Suck in your abdominals and pull your right knee toward your right armpit, getting it as close to the armpit as you can. You want to keep your lower back "glued" to the floor, so make sure you tighten your abs and push your spine down. Then, as you lower your right knee back down, simultaneously raise your left leg toward your left armpit. Keep both legs bent at all times. Do about 15 repetitions.
The Benefits of Slacklining
Slacklining7 is a great new way to infuse your fitness routine with a dash of fun and excitement, and few exercises can compete with it in terms of improving balance and building a strong core. It's also excellent for improving your focus—many "find their zen space" while walking on a slackline. Since the two inch wide ribbon wobbles, your body's muscles are constantly having to shift and adjust to maintain your balance. As a result, you'll strengthen your spine, back, and stomach, as well as your hips, legs, knees, and ankles. For a little history on this up-and-coming form of exercise, check out Slacklining4U.com:8
"The Slackline itself was born in the early 1980s in Yosemite-Valley, California, USA by rock climbers looking at ways to improve balance. It also proved to be a successful means to practice and have fun when no rock climbing was possible due to wet weather. Adam Grosowsky and Jeff Ellington were the first guys to walk a Slackline. Unlike the traditional tightrope walking, with steel wire or hemp rope, they used polyamide-webbing that is a lot more dynamic, light and comfortable to use. The advent of the dynamic webbing system established a totally new era for balance movement."

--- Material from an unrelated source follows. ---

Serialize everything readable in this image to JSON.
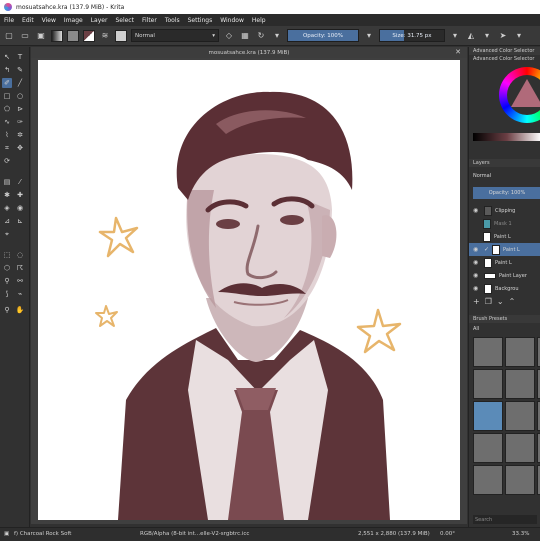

Based on Eric Goodman's recommendation, I started slacklining earlier this year. I've made some progress in that I can stand on the line for longer than a minute, both parallel and perpendicular to the line. I practice on the line nearly every day that I'm home, and my balance has improved so that I can surf. My next goal is to be able to walk the line, which I hope to achieve later this year. When I do, I will do an article on the process. The site also provides detailed how-to instructions9 for safe slacklining. Here's a quick summary of the key points. To learn more, please visit Slacklining4U.com:
You'll need to purchase a proper line. For beginners, a 25-50 mm/1-2 inches wide webbed line is recommended, measuring about 4-8 meters/13-26 feet in length. The wider and shorter the line, the less bouncy it will be. To increase the level of difficulty, select a thinner and/or longer line. You can also decrease or increase the level of difficulty by tightening or loosening the slack of your line.
Set up your line; around six inches to one foot above the ground when you are standing on it. This will help you avoid injuring yourself if you fall off. As long as the line isn't touching the ground when you stand on it, you'll get the benefits, so no need to risk unnecessary injury by raising it too high in the air.
Healthy trees with a diameter of 30 centimeters/11 inches or more are generally suitable for holding a slackline. Alternatively, you can attach the line to an iron post or other solid andsturdy fixture.
Start out by placing your strongest foot, straight, heel-to-toe, on the slackline, a few feet in from one end.
Focus your eyes on a fixed point in front of you, and try to keep your head up rather than looking down at the line. This will promote good posture and better balance.
Put your arms out and knees slightly bent for optimal balance.
Keeping most of your weight on your front foot, find your balance on your second foot, then slowly step forward.
Build a Strong Core for Life
Again, building a strong core isn't just about developing six-pack flat abs. It's important for overall health, stability, mobility, and good posture, too. Moreover, it can help prevent back pain, which is the most common cause for disability across the world. Core workouts don't have to be boring, however. Slacklining can inject a sense of adventure and play into your routine, and is one of the best ways to increase mental focus and physical balance.